京都にある富士門流本山・要法寺(現・日蓮本宗本山)で、こちらの塔頭は真如院・本行院・本地院・妙種院・顕壽院・法性院・信行院・実成院というふうに、「○○院」となっていて、法隆寺、東大寺、園城寺、延暦寺風の名前になっている。

これに対して、日蓮宗総本山身延山久遠寺、日蓮正宗大石寺、冨士妙蓮寺、讃岐本門寺、北山本門寺、西山本門寺、岡宮光長寺等々の塔中(塔頭)は、「○○坊」になっている。

これが関東の池上本門寺になると院号・寺号の混合になる。

 

西院の正面には中門があるが、ここからは入れず、向かって左側の拝観入り口から入る。

中門から向かって右に金堂、左に五重塔があり、これらを平面「凸」字形の回廊が囲んでいる。中門の左右から伸びた回廊は北側に建つ大講堂の左右に接している。

金堂、五重塔、中門、回廊は聖徳太子在世時のものではなく7世紀後半頃の再建ということであるが、7世紀後半頃の再建であっても、これが世界最古の木造建造物群であることは間違いないということである。

 

金堂というのは、法隆寺の「本堂」ということで、「本堂」のことを、法相宗、華厳宗や真言宗あたりでは「金堂」というが、「金堂」という言葉そのものは飛鳥時代から平安時代前半にかけての古代創建の寺院で多く使われている。

法隆寺西院の金堂が、まさに法隆寺の「本堂」で、金堂は、東院にはなく、ここだけである。

法隆寺の場合、「金堂」と「本堂」を独特の使い分けをしていて、法隆寺の「金堂」に対して、塔頭の中院、宝珠院、北室院、宗源寺、中宮寺に「本堂」がある。
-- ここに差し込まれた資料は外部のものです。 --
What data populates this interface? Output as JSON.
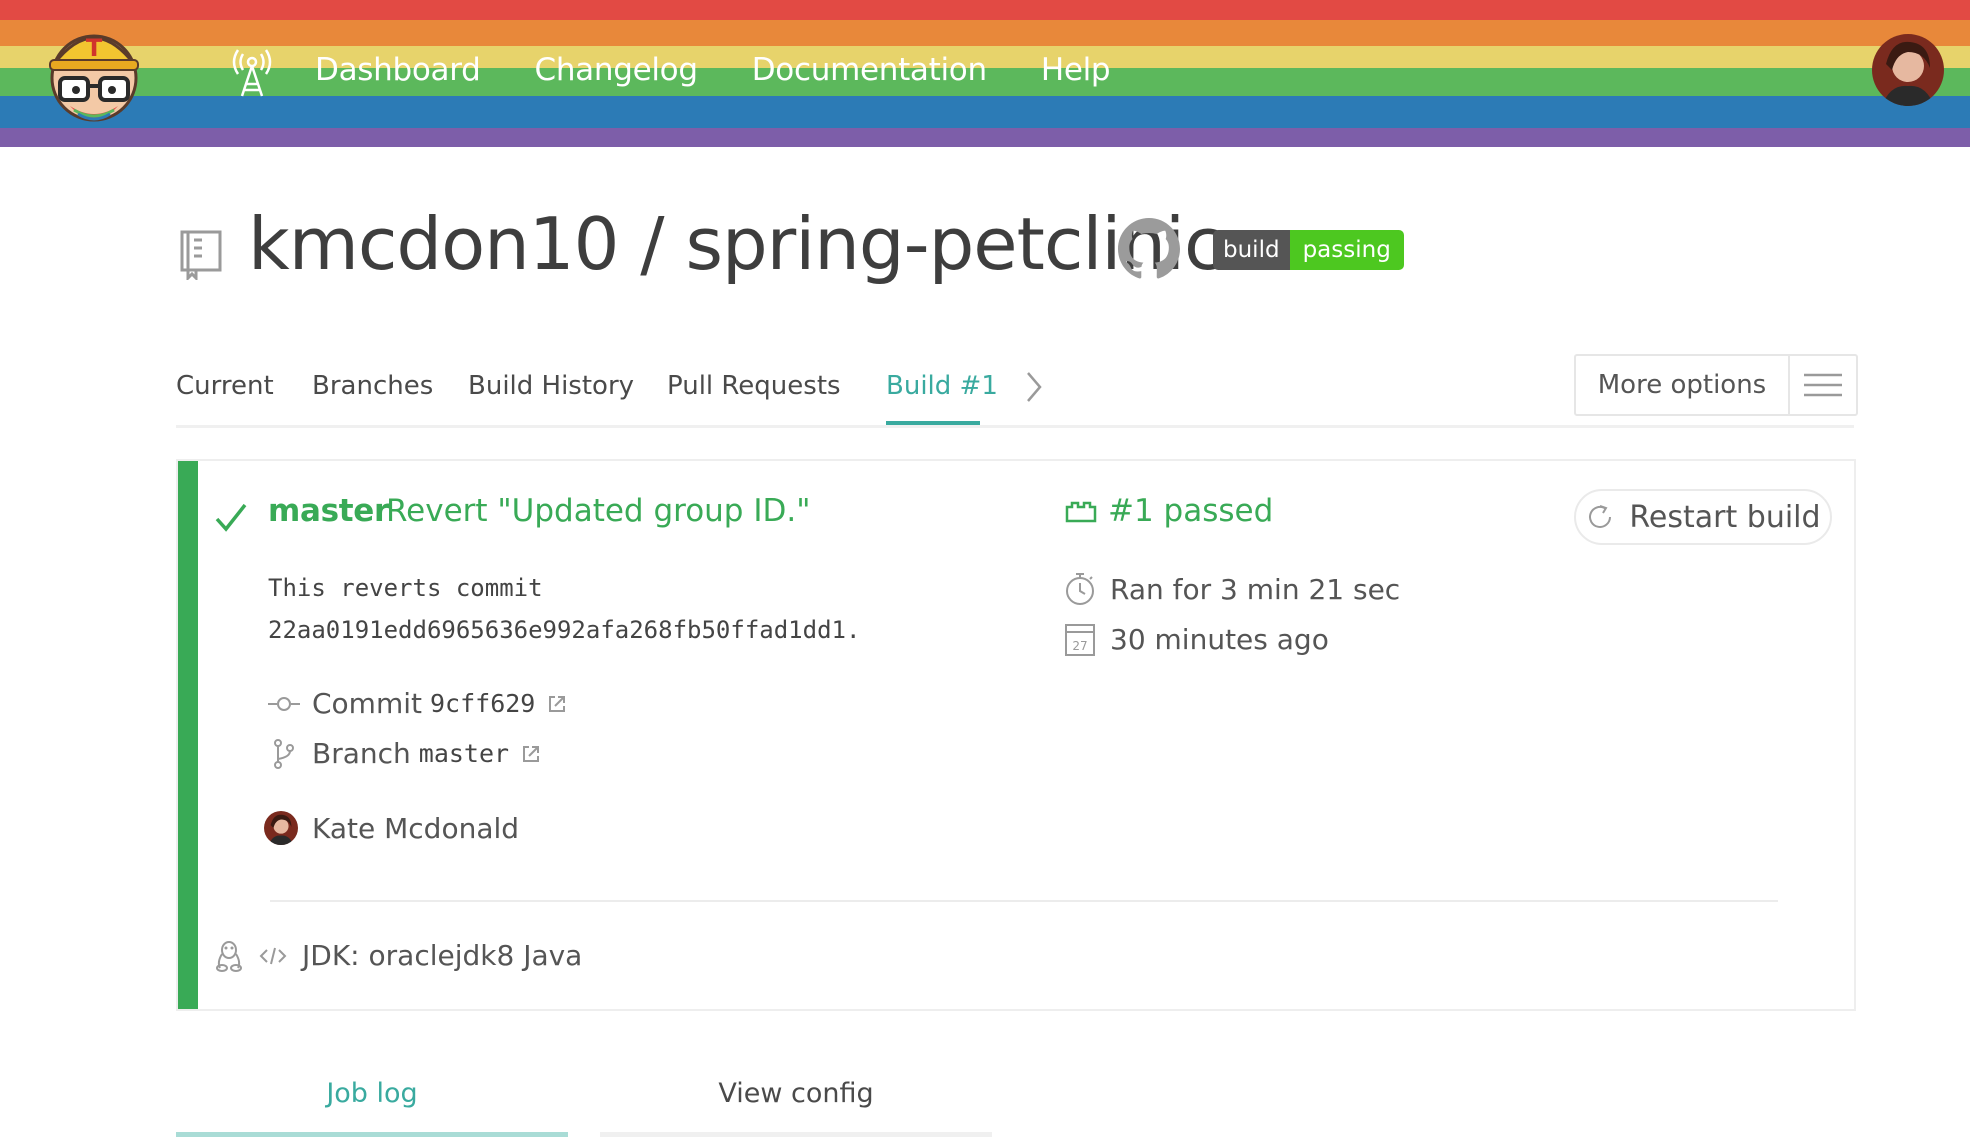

つまり塔頭では「本堂」、法隆寺の本堂は「金堂」という使い分けをしているようである。

法隆寺22金堂
 

ところで金堂の壁画は日本の仏教絵画の代表作として国際的に著名なものであったが、1949年、壁画模写作業中の火災により、初層内陣の壁を焼損した。黒こげになった旧壁画(重文)と柱は現存しており、寺内大宝蔵院東側の収蔵庫に保管されているが、非公開である。

解体修理中の火災であったため、堂内の諸仏は難をまぬがれた。この火災がきっかけで文化財保護法が制定され、火災のあった126日が文化財防火デーになっているという、経緯がある。

堂内は釈迦如来、薬師如来、阿弥陀如来を本尊として祀られている。